Soudainement énervée, je me couchai, me blottissant sous les draps avec plaisir. J'adorais me coucher. C'était le meilleur moment de la journée, à mes yeux. Le bruissement de la couette, le moelleux de l'oreiller, la tranquillité, tout était parfait. Et surtout, j'étais libre de faire ce que je voulais. Même si pour l'instant, ça se limitait à rêvasser de Chris. Un sourire m'échappa, et sans m'en rendre compte, je sombrai dans un profond sommeil.

J'étais de retour dans la forêt. Je courais, mes cheveux volant derrière moi, mon souffle formant de la buée dans l'air. Soudain, à un croisement, j'aperçus au loin mon violon. Un sourire irrépressible sur les lèvres, je me précipitai vers l'instrument. Mais alors que je m'accroupissais, le loup noir se matérialisa devant moi, le regard suppliant. Il lâcha un râle de douleur, avant de planter son regard dans le mien. Une voix masculine résonna dans mon crâne :

« - Je t'en prie, aide-moi ! »

Je me réveillai en sursaut, le cœur battant, la peau moite de sueur. Je me passai une main tremblante sur le visage, me remémorant mon rêve. Pourquoi avais-je tant envie de courir dans la forêt pour chercher le loup noir ? Un regard pour mon réveil m'apprit qu'il était six heures trente. Techniquement, j'avais tout à fait le temps d'aller dans les bois, d'effacer ce pressentiment et de rentrer ! Et je savais que si je me recouchais sans rien faire, je n'allais pas pouvoir me rendormir. Ma décision était donc prise.

J'envoyai valser mes draps, et me rhabillai rapidement.

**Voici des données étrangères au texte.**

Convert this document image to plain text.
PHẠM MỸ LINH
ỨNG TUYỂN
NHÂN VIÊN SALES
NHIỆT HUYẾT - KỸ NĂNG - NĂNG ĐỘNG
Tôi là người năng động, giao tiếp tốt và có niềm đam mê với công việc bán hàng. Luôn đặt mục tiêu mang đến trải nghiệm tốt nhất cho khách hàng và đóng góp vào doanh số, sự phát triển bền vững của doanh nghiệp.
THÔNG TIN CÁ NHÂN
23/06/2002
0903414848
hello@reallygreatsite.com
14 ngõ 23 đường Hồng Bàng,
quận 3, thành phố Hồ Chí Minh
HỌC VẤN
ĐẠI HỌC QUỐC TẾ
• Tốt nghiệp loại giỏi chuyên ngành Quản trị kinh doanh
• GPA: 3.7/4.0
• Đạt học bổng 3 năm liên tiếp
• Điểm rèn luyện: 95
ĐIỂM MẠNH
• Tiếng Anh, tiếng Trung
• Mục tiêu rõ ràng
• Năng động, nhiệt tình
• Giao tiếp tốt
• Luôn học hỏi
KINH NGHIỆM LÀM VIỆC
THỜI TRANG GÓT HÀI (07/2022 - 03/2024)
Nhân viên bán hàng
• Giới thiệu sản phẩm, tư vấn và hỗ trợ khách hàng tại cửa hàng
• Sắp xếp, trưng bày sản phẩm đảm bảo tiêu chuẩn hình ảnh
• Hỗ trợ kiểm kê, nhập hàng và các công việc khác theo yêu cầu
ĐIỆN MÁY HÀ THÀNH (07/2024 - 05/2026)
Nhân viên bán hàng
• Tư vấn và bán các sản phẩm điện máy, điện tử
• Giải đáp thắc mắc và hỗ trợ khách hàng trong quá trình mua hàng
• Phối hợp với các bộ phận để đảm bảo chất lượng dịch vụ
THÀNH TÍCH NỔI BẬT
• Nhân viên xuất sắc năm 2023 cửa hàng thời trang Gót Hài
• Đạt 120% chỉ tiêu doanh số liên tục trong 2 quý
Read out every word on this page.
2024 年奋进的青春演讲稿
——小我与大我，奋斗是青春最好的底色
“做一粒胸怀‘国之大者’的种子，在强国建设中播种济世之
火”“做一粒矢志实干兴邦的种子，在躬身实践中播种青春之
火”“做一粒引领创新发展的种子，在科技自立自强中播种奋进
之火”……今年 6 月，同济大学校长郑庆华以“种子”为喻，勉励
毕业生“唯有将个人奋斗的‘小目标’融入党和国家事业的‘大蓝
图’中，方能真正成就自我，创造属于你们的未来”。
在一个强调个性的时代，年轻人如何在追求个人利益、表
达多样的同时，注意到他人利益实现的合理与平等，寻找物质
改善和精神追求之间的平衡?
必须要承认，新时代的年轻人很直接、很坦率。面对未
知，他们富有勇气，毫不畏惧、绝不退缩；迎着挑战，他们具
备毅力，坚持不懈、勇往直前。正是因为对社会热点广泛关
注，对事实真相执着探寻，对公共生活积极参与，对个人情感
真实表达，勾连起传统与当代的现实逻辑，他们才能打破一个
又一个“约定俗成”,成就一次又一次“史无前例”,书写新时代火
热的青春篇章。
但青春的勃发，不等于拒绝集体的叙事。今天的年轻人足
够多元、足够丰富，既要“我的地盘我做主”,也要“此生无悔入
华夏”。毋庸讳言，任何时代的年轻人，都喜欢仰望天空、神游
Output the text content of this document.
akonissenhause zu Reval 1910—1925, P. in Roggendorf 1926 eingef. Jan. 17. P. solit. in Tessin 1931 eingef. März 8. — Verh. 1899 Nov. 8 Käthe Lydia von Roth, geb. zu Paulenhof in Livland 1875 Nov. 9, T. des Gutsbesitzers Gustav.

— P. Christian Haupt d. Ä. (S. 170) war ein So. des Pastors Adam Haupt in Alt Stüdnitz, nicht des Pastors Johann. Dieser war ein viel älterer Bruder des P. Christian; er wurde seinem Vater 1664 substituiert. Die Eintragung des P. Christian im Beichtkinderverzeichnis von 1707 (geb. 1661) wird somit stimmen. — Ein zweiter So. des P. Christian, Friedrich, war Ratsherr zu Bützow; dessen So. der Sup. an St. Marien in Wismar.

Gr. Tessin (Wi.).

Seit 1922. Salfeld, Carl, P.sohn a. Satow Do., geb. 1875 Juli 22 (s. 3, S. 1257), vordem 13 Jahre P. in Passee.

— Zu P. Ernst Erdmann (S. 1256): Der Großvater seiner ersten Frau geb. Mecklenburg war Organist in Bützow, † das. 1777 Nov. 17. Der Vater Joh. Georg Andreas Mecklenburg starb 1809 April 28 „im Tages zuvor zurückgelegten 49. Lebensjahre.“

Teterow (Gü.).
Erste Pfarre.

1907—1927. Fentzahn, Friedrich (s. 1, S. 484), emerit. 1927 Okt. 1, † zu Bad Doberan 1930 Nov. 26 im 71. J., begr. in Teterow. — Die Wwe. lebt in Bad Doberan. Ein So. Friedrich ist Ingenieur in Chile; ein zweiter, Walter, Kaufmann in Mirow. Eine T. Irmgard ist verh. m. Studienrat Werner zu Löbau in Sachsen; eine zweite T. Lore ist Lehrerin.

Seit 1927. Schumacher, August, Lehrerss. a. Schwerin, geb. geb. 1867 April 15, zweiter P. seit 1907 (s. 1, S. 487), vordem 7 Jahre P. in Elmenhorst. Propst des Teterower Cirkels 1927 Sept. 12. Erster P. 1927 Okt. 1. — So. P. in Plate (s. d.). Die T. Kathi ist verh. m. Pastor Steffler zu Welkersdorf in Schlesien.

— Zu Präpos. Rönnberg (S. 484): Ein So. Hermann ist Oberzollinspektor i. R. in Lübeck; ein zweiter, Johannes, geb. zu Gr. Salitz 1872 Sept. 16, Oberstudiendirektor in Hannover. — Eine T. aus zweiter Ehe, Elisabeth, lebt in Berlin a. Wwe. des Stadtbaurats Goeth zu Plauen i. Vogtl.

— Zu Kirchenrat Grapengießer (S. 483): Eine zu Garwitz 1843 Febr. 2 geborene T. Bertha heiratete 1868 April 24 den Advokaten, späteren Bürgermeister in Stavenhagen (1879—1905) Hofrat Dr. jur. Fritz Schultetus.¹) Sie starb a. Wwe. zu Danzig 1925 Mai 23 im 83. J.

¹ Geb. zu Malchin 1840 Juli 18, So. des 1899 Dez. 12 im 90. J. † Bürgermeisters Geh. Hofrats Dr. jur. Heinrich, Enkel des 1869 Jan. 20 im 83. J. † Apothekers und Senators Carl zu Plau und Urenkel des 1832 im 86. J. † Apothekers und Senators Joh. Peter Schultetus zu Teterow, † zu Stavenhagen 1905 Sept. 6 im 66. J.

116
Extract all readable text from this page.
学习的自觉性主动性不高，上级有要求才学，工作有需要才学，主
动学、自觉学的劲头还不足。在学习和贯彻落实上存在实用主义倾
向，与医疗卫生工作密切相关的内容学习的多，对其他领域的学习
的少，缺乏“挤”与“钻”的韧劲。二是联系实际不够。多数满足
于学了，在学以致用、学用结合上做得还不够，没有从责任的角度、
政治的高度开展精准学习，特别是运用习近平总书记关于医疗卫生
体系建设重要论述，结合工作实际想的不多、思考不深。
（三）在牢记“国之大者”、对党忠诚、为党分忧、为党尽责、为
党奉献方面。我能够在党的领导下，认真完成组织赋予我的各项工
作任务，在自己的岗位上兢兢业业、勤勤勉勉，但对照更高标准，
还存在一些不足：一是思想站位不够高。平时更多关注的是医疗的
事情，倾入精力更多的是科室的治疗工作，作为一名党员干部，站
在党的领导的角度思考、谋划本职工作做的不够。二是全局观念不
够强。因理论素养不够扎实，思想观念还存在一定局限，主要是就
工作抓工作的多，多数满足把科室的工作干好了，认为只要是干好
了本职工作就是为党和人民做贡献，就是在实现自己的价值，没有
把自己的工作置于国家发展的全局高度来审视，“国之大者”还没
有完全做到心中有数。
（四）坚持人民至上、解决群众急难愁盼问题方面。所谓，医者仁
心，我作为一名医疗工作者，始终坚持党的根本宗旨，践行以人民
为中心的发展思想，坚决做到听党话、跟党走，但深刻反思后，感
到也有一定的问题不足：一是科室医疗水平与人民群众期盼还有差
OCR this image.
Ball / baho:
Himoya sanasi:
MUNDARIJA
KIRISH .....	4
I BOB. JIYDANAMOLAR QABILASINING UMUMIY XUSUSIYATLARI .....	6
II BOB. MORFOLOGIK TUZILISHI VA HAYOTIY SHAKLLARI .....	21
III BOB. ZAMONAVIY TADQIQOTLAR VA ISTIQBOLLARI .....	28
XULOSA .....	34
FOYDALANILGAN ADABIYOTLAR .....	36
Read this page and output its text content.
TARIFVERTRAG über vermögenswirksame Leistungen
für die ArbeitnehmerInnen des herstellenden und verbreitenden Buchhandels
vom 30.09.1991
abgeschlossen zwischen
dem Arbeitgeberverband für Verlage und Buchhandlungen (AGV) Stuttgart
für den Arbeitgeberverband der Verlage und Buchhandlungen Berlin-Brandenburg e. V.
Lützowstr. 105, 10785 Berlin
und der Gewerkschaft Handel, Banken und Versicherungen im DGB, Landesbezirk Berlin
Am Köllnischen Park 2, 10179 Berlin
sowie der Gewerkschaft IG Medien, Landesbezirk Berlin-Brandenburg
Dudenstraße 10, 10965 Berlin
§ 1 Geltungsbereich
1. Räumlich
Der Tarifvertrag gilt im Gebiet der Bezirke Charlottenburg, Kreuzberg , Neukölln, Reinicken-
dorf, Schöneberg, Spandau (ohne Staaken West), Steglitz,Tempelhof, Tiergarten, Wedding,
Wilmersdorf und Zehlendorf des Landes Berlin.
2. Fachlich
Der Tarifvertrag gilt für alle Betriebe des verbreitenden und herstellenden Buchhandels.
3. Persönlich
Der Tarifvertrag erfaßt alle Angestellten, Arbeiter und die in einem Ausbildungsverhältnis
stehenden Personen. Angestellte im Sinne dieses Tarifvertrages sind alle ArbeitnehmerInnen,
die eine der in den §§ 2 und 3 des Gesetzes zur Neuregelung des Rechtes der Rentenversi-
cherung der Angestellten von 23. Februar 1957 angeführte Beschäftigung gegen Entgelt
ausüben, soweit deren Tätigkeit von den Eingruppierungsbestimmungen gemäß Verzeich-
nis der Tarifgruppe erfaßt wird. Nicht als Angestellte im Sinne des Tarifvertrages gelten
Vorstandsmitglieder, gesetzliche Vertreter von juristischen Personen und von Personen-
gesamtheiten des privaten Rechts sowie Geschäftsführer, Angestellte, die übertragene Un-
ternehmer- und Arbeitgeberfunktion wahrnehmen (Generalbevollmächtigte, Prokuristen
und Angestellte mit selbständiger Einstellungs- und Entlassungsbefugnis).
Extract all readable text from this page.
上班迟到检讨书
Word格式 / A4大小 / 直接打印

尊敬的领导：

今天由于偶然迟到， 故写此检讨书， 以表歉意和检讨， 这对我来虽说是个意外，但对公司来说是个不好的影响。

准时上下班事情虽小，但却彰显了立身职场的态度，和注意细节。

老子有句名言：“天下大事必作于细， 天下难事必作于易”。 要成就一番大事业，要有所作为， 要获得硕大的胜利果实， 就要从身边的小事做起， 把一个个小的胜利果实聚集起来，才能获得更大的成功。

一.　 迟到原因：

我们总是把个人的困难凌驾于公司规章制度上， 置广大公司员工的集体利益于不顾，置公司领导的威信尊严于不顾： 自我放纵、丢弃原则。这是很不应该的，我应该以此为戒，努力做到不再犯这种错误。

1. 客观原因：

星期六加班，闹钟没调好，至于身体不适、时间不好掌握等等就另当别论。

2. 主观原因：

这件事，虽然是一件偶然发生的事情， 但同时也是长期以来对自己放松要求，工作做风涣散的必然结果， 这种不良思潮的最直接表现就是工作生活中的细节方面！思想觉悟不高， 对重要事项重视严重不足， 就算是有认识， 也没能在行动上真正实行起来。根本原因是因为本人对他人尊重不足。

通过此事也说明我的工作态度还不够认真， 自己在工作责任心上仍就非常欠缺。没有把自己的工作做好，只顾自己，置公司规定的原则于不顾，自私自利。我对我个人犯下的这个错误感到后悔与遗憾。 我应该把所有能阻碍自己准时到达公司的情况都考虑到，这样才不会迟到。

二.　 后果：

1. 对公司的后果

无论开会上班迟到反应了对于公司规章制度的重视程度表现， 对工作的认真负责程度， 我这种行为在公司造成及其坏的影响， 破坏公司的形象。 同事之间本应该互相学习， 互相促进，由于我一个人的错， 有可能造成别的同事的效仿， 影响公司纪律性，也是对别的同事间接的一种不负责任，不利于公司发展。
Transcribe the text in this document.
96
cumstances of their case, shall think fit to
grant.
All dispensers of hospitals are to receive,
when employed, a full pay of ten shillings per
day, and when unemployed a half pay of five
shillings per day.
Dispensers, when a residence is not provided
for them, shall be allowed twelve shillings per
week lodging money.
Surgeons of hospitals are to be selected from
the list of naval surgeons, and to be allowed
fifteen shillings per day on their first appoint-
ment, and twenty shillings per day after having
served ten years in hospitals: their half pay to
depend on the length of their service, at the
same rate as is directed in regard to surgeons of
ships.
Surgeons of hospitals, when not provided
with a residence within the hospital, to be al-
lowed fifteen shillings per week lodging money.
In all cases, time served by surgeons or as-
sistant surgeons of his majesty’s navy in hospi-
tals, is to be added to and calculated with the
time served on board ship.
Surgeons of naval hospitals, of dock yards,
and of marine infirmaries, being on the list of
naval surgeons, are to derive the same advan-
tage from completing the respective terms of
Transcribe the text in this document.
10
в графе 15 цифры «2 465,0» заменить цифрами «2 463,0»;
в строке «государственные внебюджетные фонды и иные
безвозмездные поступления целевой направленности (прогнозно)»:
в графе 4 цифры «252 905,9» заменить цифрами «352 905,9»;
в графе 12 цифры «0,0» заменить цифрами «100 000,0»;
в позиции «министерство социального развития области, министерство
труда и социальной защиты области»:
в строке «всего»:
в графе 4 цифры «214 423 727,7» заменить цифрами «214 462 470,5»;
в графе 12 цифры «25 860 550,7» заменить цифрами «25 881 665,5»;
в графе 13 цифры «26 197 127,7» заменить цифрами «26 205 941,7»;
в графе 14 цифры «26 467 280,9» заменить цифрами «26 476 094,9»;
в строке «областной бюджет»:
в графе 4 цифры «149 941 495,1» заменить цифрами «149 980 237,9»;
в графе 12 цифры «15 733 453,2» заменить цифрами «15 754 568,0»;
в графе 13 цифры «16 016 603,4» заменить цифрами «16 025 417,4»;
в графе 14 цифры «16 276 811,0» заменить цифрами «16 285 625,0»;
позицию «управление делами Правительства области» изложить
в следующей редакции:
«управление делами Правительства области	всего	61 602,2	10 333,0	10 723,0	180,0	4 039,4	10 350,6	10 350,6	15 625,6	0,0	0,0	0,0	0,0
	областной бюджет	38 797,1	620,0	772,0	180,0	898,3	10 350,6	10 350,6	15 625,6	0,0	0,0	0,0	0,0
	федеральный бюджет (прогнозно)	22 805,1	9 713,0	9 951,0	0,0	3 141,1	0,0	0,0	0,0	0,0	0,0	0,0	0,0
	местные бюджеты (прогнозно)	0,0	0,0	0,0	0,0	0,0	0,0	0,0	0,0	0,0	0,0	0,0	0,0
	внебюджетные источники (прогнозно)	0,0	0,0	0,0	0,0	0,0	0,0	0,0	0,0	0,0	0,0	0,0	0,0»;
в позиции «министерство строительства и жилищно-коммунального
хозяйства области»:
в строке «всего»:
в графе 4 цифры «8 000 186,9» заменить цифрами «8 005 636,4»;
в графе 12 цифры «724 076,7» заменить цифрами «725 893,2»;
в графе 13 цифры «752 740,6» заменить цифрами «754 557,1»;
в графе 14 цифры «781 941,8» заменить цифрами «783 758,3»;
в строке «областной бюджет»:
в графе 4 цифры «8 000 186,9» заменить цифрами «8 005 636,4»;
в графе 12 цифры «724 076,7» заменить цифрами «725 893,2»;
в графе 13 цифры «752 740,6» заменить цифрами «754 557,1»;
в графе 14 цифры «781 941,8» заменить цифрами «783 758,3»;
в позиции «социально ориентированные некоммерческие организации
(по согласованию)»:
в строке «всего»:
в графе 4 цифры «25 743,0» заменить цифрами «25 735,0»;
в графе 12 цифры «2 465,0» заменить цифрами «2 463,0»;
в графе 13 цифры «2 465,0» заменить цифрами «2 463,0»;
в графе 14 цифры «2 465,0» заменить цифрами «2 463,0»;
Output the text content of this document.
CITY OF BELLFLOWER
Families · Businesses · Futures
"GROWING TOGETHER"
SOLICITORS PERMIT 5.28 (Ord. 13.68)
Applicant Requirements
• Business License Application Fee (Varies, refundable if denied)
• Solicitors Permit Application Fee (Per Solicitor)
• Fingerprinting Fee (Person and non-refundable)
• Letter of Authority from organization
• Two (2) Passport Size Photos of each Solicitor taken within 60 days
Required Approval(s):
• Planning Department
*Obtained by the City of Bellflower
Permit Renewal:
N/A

Puis, en tentant d'être silencieuse, je descendis les escaliers, mis mes chaussures et mon manteau, puis sortis. Le froid m'arracha un gémissement de surprise. Je resserrai mon écharpe autour de mon cou en m'avançant vers la forêt. Au petit matin, l'atmosphère était assez angoissante. La lumière, très faible, projetait de grandes ombres sur le sol, et il n'y avait pas un bruit.

Le cœur serré par l'angoisse, je marchai rapidement, essayant de réfréner la peur qui s'emparait de moi. Soudain, je m'arrêtai, le regard fixé sur un objet, au loin. Je sentis un filet de sueur couler le long de mon dos. C'était mon violon. Je me mordis violemment la lèvre pour tenter de reprendre une respiration normale, et d'un pas qui se voulait détendu, je m'avançai vers l'instrument. Après tout, ce n'était qu'un rêve. Les loups ne parlaient pas. Et ils ne se matérialisaient pas comme des spectres !

Lorsque j'arrivai devant mon violon, je m'accroupis devant pour vérifier avec des gestes précipités qu'il n'y avait aucune rayure sur sa surface. Mais heureusement, il était intact. Un soulagement infini m'envahit, et je le serrai contre moi en soupirant de bonheur. Je m'assis dans la neige, et hésitai. Peut-être devais-je attendre le loup noir ? Après tout... Il n'était pas menaçant dans mon rêve, au contraire ! Mais depuis quand croyais-je un rêve ? C'était mon inconscient qui devait avoir parlé, ou quelque chose comme ça. Mais je n'avais pas envie de partir. Je voulais le voir.

Lentement, je m'allongeai dans la neige, ne réfléchissant pas à mes mouvements. Le froid s'empara peu à peu de moi, et je fermai les yeux.